Attirer pour mieux installer

 - Illustration Attirer pour mieux installer
De gauche à droite : Cécile de Saint-Jan, coresponsable installation, et Thomas Guégan, président de JA Bretagne.
Les Jeunes Agriculteurs de Bretagne rappellent les fondamentaux pour une installation réussie, et communiquent positivement sur leur métier pour attirer dans les filières agricoles.

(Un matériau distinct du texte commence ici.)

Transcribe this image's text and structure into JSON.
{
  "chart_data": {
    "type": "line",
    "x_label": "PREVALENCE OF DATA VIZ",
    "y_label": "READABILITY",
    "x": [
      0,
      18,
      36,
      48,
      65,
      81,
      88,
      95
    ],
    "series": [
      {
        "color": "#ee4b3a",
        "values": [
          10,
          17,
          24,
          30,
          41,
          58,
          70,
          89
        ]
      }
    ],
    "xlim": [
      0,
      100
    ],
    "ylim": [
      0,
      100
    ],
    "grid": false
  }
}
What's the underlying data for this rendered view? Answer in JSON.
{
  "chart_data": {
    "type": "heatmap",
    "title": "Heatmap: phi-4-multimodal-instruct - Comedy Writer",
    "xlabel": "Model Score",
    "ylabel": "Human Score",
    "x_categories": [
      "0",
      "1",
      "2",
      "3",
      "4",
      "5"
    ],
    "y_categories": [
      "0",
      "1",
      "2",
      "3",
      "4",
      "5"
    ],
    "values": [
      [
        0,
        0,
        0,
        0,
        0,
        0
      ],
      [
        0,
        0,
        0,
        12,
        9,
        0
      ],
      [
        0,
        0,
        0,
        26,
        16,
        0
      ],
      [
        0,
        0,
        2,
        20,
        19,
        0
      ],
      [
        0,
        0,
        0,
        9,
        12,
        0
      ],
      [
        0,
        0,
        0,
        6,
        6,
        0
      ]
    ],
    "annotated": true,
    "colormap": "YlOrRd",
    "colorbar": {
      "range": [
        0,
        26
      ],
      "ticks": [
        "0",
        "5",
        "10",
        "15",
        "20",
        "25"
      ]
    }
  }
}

Les sujets de discussion n’ont pas manqué lors de l’assemblée générale des Jeunes Agriculteurs de Bretagne, réunis à Pontivy (56). L’installation, un des piliers des travaux du syndicat, fait rappeler à Cécile de Saint-Jan, co-responsable des dossiers installation à JA Bretagne, que « le dispositif à l’installation a fait ses preuves. 90 % des jeunes sont toujours installés 5 ans après leur démarrage d’activité ». Ce dispositif est aussi apprécié par la jeune agricultrice, car « c’est le seul moment où l’on peut échanger avec d’autres porteurs de projet. Et la diversité enrichit ». Fervente défenseuse de ce dispositif, Cécile de Saint-Jan souhaite une communication positive sur cet outil, afin de redonner de l’attractivité aux métiers.

Une autre piste est explorée pour redonner envie de se pencher vers les métiers agricoles et par la suite vers une installation : le site Internet Stage Agricole, qui rencontre un franc succès. Lancé lors du dernier Space, ce site met plus facilement en relation demandeurs de stage et exploitants heureux d’accueillir des stagiaires. « Une dizaine de stages se sont concrétisés depuis le lancement de ce site ».

Maîtriser les bases techniques et économiques

Afin de bien réussir son projet d’installation, Cécile de Saint-Jan rappelle qu’il « faut bien maîtriser les bases techniques et économiques. On peut s’inquiéter du niveau de certains porteurs de projet. Est-ce que le diplôme de niveau 4 suffit pour faire face aux enjeux d’aujourd’hui ? » De nouvelles compétences doivent être acquises par les futurs agriculteurs, comme la communication, les enjeux sociétaux, « le management et les relations humaines », lance une personne dans la salle. La formation initiale est un socle pour les JA et doit se poursuivre tout au long de la carrière « pour continuer à aller chercher de l’information », conclut la jeune agricultrice.

Se battre sur les déchéances de DJA

« Le dossier de déchéance de DJA (Dotation Jeunes Agriculteurs) nous a remué les tripes », explique Cécile De Saint-Jan. Si l’accompagnement a été fort en région Bretagne pour ne pas laisser seuls les jeunes exploitants, le syndicat regrette « les deux enquêtes menées, dont une patrimoniale, très intrusive ». Pour interpeller une nouvelle fois le ministère sur ce dossier, les JA Bretagne proposent comme recours « un envoi de courrier directement au ministère, car les Bretons ont en général des dossiers très complets à présenter ». 30 dossiers sont concernés en Bretagne, quelques JA du Finistère ont lancé ce nouveau recours par courrier.

Une AOP en porc

« Une AOP en porc n’a pas vocation à aller chercher des financements européens, mais bien d’équilibrer le rapport de force entre les producteurs et la distribution », rappelle Thomas Guégan, président des JA Bretagne, qui compare cette organisation à un livre ouvert, et qu’il ne faut pas refermer sous peine de « voir s’effacer ce qui est en train d’être écrit. Si quelque chose doit aboutir, il faut que ce soit fait avant la fin de l’année », prévient-il.